Try adding -Wno-narrowing to your CFLAGS, for example :
CFLAGS += -std=c++0x -Wno-narrowing
I wouldn't be all that surprised if somebody gets caught out by something like:
float ra[] = {0, CHAR_MAX, SHORT_MAX, INT_MAX, LONG_MAX};
(on my implementation, the last two don't produce the same result when converted back to int/long, hence are narrowing)
I don't remember ever writing this, though. It's only useful if an approximation to the limits is useful for something.
This seems at least vaguely plausible too:
void some_function(int val1, int val2) {
float asfloat[] = {val1, val2}; // not in C++0x
double asdouble[] = {val1, val2}; // not in C++0x
int asint[] = {val1, val2}; // OK
// now do something with the arrays
}
but it isn't entirely convincing, because if I know I have exactly two values, why put them in arrays rather than just float floatval1 = val1, floatval1 = val2;? What's the motivation, though, why that should compile (and work, provided the loss of precision is within acceptable accuracy for the program), while float asfloat[] = {val1, val2}; shouldn't?

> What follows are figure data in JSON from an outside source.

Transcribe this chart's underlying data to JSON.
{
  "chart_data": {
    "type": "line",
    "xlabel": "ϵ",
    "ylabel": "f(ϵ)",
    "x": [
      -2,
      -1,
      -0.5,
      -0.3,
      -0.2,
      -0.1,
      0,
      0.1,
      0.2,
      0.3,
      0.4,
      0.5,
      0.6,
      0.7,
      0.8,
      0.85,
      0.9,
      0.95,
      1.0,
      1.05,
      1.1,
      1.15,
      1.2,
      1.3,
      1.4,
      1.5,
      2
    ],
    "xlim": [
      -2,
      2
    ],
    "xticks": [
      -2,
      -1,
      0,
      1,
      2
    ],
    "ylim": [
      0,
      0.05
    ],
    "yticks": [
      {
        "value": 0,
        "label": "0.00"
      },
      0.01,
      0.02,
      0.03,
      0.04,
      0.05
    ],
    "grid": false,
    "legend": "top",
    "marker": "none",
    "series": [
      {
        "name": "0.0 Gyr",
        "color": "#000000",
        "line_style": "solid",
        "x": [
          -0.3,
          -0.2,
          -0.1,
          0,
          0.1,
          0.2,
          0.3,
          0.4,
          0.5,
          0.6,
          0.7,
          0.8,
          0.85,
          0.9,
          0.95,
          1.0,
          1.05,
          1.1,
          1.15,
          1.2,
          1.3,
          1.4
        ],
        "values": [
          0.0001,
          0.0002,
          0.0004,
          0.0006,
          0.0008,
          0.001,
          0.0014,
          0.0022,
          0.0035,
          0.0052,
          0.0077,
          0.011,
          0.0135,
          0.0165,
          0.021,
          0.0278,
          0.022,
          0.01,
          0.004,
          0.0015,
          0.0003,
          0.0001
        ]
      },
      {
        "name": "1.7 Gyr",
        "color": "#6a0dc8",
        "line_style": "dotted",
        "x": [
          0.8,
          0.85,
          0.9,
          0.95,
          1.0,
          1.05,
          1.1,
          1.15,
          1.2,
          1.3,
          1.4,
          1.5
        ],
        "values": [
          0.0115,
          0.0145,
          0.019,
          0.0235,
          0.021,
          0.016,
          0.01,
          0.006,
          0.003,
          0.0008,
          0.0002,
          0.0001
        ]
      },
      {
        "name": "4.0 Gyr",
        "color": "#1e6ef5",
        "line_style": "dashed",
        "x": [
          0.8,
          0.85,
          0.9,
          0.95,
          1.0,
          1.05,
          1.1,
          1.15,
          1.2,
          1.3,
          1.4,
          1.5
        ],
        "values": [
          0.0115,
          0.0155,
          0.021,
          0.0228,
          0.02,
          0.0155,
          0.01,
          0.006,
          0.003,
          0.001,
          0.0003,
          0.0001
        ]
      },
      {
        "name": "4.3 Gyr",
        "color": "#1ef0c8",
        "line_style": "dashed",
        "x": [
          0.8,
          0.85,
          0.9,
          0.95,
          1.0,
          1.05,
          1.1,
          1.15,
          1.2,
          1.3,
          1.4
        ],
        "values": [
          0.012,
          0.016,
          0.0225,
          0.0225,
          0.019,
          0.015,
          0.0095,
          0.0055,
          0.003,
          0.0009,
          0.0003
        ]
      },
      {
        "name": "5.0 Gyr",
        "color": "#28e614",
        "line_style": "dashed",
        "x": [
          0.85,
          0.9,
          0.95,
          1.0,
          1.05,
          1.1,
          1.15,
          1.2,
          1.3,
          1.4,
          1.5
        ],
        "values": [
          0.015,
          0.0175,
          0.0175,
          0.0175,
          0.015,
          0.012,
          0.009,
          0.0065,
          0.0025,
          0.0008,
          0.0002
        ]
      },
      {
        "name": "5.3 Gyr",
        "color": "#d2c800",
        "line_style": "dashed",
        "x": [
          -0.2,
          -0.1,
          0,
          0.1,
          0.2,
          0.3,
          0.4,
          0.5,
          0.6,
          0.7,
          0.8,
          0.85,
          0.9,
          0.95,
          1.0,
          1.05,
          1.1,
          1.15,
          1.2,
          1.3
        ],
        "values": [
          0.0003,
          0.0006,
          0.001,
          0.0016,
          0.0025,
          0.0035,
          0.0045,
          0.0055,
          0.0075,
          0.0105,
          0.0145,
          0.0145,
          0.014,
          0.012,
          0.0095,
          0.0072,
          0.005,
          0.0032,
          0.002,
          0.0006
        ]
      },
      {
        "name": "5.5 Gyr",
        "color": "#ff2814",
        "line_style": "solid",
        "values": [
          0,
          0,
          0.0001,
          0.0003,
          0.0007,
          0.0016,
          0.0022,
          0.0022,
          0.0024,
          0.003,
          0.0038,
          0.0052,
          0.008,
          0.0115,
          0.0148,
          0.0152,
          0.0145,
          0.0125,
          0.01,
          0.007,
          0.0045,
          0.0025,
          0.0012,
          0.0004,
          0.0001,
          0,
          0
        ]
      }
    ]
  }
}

Either way I'm initializing two floats from two ints, it's just that in one case the two floats happen to be members of an aggregate.
That seems particularly harsh in cases where a non-constant expression results in a narrowing conversion even though (on a particular implementation), all values of the source type are representable in the destination type and convertible back to their original values:
char i = something();
static_assert(CHAR_BIT == 8);
double ra[] = {i}; // how is this worse than using a constant value?
Assuming there's no bug, presumably the fix is always to make the conversion explicit. Unless you're doing something odd with macros, I think an array initializer only appears close to the type of the array, or at least to something representing the type, which could be dependent on a template parameter. So a cast should be easy, if verbose.
Narrowing conversion errors interact badly with implicit integer promotion rules.
I had an error with code which looked like
struct char_t {
char a;
}
void function(char c, char d) {
char_t a = { c+d };
}
Which produces an narrowing conversion error (which is correct according to the standard). The reason is that c and d implicitly get promoted to int and the resulting int isn't allowed to be narrowed back to char in an initializer list.
OTOH
void function(char c, char d) {
char a = c+d;
}
is of course still fine (otherwise all hell would break loose). But surprisingly, even
template<char c, char d>
void function() {
char_t a = { c+d };
}
is ok and compiles without a warning if the sum of c and d is less than CHAR_MAX. I still think this is a defect in C++11, but the people there think otherwise - possibly because it isn't easy to fix without get rid of either implicit integer conversion (which is a relict from the past, when people wrote code like char a=b*c/d and expected it to work even if (b*c) > CHAR_MAX) or narrowing conversion errors (which are possibly a good thing).
It was indeed a breaking change as real life experience with this feature has shown gcc had turned narrowing into a warning from an error for many cases due to real life pains with porting C++03 code bases to C++11. See this comment in a gcc bug report:
The standard only requires that "a conforming implementation shall issue at least one diagnostic message" so compiling the program with a warning is allowed. As Andrew said, -Werror=narrowing allows you to make it an error if you want.
G++ 4.6 gave an error but it was changed to a warning intentionally for 4.7 because many people (myself included) found that narrowing conversions where one of the most commonly encountered problems when trying to compile large C++03 codebases as C++11. Previously well-formed code such as char c[] = { i, 0 }; (where i will only ever be within the range of char) caused errors and had to be changed to char c[] = { (char)i, 0 }
It looks like GCC-4.7 no longer gives errors for narrowing conversions, but warnings instead.